Jesus does this through a very strange and unexpected parable. So we have this rich man who overhears that his money manager is squandering the rich man’s possessions and hurting his bottom line. However, the rich man is not very smart. Everyone in the business world knows that you hire slow and fire fast. But when the rich man tells his manager that he’s getting the axe, he doesn’t immediately confiscate his keys and have security escort him out of the building. Instead, he unwisely gives the manager time to plan a clever exit strategy—which essentially boils down to ingratiating himself to all the individuals who owe money to this rich man by surreptitiously lowering their debts. When at last the plot is discovered, it’s so clever that even the rich man who was defrauded by his dishonest manager commends him for his shrewdness.
Now obviously Jesus isn’t endorsing the manager’s blatant acts of dishonesty and theft. But what he is saying is that even the darkened wisdom of this world can recognize that using what was never yours to begin with in order to enrich your own future is always a good strategy. The manager wasn’t putting his own money at risk—every cent that he handled belonged to his rich, soon to be former, employer. The manager had nothing to lose and had everything to gain.

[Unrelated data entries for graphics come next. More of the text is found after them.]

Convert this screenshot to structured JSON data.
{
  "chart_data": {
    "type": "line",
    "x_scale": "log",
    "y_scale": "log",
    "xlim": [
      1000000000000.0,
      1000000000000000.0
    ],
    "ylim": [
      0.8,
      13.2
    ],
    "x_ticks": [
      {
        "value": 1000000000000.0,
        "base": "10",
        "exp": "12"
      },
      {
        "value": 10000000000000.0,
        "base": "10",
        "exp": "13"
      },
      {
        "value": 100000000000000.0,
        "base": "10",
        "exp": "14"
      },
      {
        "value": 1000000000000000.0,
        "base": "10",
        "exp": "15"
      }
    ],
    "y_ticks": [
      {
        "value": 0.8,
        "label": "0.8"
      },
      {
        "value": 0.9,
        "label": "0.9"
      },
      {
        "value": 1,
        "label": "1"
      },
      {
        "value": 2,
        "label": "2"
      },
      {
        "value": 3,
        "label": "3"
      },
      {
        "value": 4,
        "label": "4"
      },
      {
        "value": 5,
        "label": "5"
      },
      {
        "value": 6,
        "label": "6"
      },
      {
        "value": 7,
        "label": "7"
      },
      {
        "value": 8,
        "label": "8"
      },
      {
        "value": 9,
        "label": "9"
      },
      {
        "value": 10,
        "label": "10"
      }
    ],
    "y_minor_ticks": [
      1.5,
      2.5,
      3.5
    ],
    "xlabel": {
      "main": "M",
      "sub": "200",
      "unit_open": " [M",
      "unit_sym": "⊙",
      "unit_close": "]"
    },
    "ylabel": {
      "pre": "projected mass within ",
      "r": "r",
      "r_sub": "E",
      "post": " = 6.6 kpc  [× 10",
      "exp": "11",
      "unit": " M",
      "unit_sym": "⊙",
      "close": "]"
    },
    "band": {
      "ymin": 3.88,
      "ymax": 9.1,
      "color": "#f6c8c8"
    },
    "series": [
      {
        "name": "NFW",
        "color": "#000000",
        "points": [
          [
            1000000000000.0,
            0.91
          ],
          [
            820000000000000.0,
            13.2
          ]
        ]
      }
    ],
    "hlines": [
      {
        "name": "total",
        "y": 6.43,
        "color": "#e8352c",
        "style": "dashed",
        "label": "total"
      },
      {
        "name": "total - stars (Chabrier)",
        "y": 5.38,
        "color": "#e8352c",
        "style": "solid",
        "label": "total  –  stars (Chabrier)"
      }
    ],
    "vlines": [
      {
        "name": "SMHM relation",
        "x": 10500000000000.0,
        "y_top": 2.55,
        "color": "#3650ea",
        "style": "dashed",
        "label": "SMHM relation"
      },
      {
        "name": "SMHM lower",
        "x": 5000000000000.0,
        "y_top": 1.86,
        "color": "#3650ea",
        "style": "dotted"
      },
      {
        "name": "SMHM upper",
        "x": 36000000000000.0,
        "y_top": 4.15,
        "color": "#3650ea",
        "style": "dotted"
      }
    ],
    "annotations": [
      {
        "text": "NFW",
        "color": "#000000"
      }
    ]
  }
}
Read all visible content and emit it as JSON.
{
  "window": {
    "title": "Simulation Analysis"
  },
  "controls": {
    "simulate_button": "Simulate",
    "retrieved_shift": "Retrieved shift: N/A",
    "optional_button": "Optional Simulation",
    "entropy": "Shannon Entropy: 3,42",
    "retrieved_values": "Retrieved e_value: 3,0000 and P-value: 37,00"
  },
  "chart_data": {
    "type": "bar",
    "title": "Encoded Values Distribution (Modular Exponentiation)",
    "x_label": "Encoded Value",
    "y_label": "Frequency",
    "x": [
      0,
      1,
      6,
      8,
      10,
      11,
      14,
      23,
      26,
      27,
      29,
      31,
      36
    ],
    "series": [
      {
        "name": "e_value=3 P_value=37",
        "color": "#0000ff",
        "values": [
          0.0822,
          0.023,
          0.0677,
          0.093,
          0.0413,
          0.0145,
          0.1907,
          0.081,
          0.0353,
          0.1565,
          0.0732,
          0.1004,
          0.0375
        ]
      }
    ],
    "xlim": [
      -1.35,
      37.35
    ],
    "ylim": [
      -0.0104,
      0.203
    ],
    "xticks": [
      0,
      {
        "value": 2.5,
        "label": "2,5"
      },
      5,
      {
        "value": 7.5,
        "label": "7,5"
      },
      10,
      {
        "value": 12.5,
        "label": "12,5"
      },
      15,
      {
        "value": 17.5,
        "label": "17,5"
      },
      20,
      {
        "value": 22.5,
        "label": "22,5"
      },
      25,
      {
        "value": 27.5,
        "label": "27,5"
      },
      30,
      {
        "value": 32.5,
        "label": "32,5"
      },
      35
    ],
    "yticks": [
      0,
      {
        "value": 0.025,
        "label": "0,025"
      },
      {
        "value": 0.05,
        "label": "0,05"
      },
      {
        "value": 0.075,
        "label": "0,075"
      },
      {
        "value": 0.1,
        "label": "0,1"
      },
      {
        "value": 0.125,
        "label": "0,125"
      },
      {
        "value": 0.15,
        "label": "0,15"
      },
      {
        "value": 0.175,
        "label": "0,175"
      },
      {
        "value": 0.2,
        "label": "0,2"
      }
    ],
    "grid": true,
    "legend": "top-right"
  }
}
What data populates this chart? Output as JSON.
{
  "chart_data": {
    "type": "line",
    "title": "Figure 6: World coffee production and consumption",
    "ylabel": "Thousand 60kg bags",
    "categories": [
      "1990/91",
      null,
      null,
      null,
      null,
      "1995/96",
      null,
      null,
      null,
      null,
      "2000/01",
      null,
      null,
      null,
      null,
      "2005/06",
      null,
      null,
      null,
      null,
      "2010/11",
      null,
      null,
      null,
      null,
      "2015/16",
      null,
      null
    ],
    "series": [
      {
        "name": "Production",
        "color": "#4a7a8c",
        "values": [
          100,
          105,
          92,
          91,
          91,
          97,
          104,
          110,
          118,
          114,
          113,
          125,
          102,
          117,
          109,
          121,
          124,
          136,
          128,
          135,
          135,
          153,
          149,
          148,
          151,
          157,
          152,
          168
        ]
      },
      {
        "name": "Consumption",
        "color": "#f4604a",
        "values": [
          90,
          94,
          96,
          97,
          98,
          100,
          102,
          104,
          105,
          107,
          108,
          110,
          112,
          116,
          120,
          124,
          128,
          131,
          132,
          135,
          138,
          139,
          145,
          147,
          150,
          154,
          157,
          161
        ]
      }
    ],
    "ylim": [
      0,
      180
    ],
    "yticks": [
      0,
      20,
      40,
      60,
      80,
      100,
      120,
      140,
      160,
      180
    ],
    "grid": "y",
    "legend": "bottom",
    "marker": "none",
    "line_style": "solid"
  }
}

In all this, Jesus is pointing us to a lesser truth about how the kingdom of this world works in order to illustrate a greater truth about the Kingdom of God. You see, for all the manager’s faults, he was never delusional about who the money ultimately belonged to. He never imagined that his employer’s wealth was his to keep forever. Likewise, we sons of light are to understand that none of the unrighteous wealth of this world truly belongs to us. Everything we have been given charge over—from our net worth to our networks—is someday going to fail spectacularly. The crash will come. We will lose it all because it was never ours to keep. Therefore, if you know you’re going to lose it anyway, use it in service of the one thing that you can’t lose. Use it to build the Kingdom of God. Use the time, talent, and treasure that God has given you stewardship over to sow the seeds of God’s Word in the lives of your neighbors. Use it to win friends who will welcome you into the eternal dwellings when one day your keys are confiscated, and the angels usher you out of your earthly building and off of this mortal coil. Use what was never yours to keep to invest in the inheritance that you will never lose.